NOTE: your API key and DataSift username are both case sensitive.

To use the DataSift API, the first thing you need is your API key.

  1. Log in to DataSift.

  2. Go to the Dashboard or to the Settings page.

  3. Click the Copy to Clipboard icon under "Developer API Key".

Note that DataSift does not display the API key until you have purchased credits. If you have no credits yet, you cannot make an API call.

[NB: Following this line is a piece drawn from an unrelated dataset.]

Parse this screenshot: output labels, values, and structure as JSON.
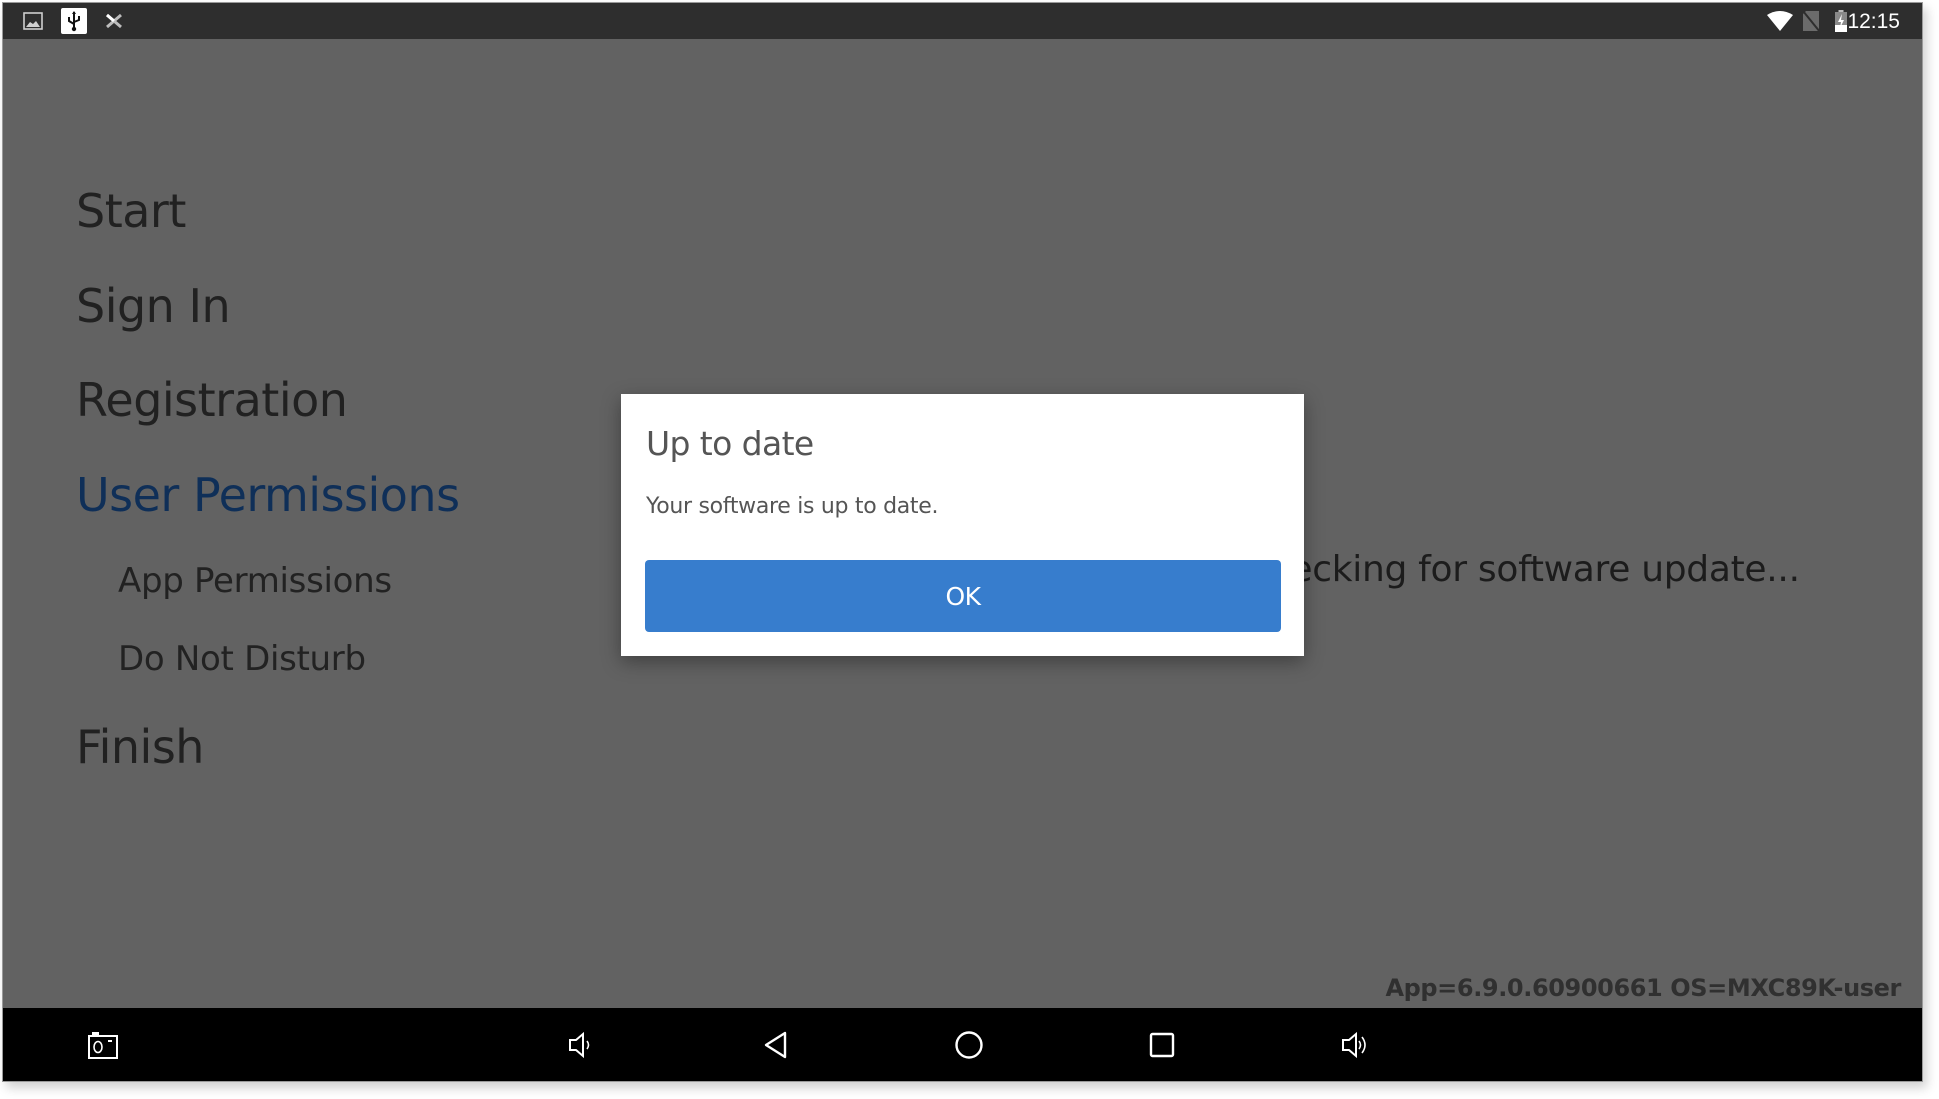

How do I find the hash for my stream?

  1. Log in to DataSift.

  2. Click on the Streams tab.

  3. Select a stream.

  4. Click the green "Use stream" button.

What's an interaction?

In DataSift, an interaction is one object from a source website. For example, an interaction from Twitter is a Tweet, including all the meta information such as the name of the author, the number of followers the author has, the number of people the author follows, and so on. It can also include augmentation information such as the language in which the content is written and the sentiment, positive or negative, conveyed in the message. An interaction is typically delivered to your client application as a JSON object.

What's a filter?

Filters sit at the very heart of DataSift's engine. You write them in our CSDL programming language. You can think of a filter as the logic that decides which input objects DataSift will deliver to you and which ones it will discard.

What's a stream?

A stream is the output of a filter. The terms are quite close. In fact, you might hear some developers refer to filters as streams.

What's a target?

A target is an individual field of information supplied by one of our social media partners sich as Twitter, by a third-party augmentation such as Klout, or by additional processing performed by DataSift itself, such as language analysis or gender detection. For example:

  • twitter.text contains the 140 characters of a Tweet
  • klout.score contains an author's overall score on Klout
  • language.tag contains the 2-character language code that identifies the language in which the post of writter

What's a post?

A post is a generic DataSift term for a message from one of our social media partners. Posts can be Tweets, blog entires, blog comments, Myspace content, and so on.

What's CSDL?

CSDL is our programming language, the Curated Stream Definition Language. Every DataSift developer learns CSDL because it is the language you use to write filters. It's a very simple, compact compiled language that runs exceptionally quickly and is easy to learn.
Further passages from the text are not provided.